David Mugisha, an energy researcher and economist, believes government should abandon tariff raising items in the new Umeme concession under negotiation.

“In the renegotiation, electricity consumers should stop paying Umeme’s corporate income tax. Umeme should also begin to treat energy losses as part of their profit or loss accounts such that at the point of Uganda Revenue Authority, energy losses should have already been catered for. The electricity consumer should not meet the cost of especially technical losses,” he notes.

Mugisha also says government should abandon the cost reflective tariff methodology and instead reduce the cost of electricity for all Ugandans to rely on economies of scale to increase power demand.
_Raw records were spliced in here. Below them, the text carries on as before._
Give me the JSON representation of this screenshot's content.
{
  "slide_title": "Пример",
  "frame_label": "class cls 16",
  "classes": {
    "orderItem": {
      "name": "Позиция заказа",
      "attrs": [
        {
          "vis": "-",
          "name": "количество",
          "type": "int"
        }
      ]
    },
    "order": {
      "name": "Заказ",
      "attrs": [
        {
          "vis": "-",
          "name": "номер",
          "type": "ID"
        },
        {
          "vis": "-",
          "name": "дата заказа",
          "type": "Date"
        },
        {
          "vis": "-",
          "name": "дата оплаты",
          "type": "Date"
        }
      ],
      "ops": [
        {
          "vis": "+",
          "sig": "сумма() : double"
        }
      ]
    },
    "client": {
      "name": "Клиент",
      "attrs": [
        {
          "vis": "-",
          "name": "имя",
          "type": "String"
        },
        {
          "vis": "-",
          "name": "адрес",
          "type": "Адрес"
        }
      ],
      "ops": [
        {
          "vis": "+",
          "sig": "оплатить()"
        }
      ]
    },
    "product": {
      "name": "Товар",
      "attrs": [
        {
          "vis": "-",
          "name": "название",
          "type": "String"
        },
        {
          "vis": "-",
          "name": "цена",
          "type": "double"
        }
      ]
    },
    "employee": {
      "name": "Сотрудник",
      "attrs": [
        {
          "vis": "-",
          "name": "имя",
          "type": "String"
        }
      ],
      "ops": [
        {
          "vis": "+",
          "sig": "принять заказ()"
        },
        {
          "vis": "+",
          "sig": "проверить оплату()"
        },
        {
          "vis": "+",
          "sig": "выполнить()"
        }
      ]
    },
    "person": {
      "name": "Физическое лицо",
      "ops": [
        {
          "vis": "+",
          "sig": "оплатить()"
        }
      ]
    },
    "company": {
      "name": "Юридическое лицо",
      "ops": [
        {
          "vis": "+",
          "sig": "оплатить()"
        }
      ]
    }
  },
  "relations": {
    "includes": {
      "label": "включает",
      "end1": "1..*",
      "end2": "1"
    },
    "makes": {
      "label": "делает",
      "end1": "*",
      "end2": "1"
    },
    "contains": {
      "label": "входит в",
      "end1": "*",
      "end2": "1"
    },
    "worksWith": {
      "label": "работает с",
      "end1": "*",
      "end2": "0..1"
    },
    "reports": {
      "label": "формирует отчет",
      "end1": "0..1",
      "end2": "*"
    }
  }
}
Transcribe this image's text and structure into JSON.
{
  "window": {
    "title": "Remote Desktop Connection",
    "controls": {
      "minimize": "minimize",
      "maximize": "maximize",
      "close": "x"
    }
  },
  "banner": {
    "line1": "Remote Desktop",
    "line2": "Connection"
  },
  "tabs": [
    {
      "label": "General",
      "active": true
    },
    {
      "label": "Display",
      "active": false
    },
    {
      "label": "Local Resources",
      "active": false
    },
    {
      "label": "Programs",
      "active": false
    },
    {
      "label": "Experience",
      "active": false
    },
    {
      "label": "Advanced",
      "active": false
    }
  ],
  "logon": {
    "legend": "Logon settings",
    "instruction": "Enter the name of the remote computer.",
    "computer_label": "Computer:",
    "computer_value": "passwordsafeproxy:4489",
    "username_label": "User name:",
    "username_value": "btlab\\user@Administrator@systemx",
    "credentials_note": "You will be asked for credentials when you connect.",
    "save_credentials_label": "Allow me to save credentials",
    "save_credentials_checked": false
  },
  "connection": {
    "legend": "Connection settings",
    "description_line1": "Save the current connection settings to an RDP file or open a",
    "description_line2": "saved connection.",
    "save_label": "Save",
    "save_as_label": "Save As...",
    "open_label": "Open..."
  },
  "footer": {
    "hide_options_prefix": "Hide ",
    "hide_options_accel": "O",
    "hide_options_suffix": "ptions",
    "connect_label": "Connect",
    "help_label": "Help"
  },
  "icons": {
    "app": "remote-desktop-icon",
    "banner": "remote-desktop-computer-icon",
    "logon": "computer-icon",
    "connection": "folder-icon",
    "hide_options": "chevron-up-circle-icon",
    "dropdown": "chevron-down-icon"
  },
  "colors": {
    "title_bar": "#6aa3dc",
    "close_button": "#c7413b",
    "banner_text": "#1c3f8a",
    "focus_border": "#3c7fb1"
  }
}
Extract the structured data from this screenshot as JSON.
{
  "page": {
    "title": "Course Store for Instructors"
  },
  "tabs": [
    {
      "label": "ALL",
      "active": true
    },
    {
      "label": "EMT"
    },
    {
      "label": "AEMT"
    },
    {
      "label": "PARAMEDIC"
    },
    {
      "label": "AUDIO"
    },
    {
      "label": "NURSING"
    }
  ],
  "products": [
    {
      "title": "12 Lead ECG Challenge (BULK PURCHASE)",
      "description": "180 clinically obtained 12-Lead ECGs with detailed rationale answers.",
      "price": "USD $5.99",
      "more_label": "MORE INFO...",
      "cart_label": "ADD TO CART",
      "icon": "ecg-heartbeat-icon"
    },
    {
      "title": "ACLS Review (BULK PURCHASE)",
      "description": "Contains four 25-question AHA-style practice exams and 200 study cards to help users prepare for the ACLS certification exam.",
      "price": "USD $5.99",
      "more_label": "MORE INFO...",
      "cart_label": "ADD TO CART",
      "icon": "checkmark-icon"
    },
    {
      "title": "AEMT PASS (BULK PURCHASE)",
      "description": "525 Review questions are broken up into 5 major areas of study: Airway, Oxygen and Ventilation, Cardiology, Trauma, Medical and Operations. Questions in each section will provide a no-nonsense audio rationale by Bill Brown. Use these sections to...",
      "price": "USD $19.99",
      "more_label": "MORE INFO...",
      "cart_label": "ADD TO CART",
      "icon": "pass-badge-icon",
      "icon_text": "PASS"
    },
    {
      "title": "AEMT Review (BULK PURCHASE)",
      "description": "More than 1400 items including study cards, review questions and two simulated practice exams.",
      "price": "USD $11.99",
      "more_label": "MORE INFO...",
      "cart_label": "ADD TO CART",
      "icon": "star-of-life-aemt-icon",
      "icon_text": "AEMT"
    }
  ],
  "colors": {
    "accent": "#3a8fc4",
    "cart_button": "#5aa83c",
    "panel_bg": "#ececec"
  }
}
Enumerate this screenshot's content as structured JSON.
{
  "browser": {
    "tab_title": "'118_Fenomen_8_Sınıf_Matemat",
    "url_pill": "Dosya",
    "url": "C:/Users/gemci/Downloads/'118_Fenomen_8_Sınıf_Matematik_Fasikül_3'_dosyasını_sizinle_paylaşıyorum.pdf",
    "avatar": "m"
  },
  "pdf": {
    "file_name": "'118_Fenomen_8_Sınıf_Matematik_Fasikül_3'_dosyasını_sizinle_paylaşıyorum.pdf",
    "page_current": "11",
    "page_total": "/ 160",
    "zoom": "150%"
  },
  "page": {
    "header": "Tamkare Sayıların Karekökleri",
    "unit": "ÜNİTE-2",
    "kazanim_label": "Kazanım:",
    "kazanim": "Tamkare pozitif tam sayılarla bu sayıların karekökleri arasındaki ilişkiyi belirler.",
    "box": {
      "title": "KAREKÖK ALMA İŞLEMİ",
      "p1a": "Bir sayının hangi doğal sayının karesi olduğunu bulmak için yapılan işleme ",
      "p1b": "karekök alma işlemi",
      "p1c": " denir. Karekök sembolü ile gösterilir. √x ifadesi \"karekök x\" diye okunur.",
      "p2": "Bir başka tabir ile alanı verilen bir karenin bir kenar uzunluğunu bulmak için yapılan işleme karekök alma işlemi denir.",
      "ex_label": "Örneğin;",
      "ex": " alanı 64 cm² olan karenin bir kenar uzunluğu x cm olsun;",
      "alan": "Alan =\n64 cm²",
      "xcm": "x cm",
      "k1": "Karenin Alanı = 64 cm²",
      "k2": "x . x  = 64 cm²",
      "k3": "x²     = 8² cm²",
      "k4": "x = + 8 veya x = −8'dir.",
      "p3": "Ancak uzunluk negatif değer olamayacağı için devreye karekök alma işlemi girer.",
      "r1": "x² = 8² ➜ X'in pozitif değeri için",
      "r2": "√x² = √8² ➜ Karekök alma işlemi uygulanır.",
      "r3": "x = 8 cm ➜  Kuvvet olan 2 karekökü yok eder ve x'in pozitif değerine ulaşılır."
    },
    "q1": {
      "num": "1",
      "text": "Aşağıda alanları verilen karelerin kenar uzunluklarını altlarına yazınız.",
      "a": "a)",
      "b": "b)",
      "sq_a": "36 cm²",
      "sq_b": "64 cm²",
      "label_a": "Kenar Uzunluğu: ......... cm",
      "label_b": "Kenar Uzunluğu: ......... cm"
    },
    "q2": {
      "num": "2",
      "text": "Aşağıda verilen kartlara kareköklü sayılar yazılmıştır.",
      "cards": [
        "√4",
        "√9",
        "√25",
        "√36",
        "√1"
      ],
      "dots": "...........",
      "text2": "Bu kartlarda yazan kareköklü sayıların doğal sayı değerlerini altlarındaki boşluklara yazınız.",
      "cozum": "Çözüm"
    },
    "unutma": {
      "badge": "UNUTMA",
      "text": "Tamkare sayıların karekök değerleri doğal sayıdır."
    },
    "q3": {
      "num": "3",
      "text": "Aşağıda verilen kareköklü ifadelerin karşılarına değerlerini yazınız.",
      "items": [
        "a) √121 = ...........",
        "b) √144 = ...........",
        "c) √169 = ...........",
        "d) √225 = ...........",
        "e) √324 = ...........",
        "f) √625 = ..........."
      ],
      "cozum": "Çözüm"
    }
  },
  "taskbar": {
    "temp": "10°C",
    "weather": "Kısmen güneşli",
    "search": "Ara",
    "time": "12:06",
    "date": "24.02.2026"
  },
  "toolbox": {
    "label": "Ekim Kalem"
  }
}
“We have invested a lot in distribution networks, dams and transmission lines, the current consumer cannot afford it. Let’s reduce the tariff deliberately such that more people can consume electricity, am talking about current connections,” he says.

“We have sufficient current connections that can consume all this power. When they reduce the power to say Shs400 from Shs780 and Karuma and isimba come onboard, it means people who have been using charcoal for cooking can now use electricity. We consume all that power such that we meet all the costs of the sector.”

Creating alternatives

Electricity Regulatory Authority says lowering tariffs require loans to the sector such that recovery of the costs is deferred.

“The sector does not accrue any profit apart from those returns that were predetermined by government. Whatever is in the price of electricity is the cost of delivering the service. Indirectly that move would mean you want distribution or transmission to stop,” Ziria Tibalwa, ERA chief executive officer, says.

Tibalwa has faith that government initiatives such as the rebate policy and credit extensions to electricity consumers will work to grow domestic customer demand while creation of industrial parks boost industrial demand.

“For the rebate policy, we are in more than 50MW of projects that we have approved. They are around seven projects. We are putting in place innovative ways to ensure that the public accesses clean energy. For example, we are finalising the pilot of converting cooking with firewood to electricity. Once the pilot proves worth it, we shall roll out to hospitals, schools and gradually to domestic customers. All those interventions will enable us go where we want to be in the foreseeable future,” she says.

However, most initiatives especially those under Rural Electrification Agency, just like ECP are donor funded which has proved unsustainable, calling for more self-sufficiency.

Funding of ECP fell short due to occurrence of a pandemic which altered donor financing to the much urgent health emergency.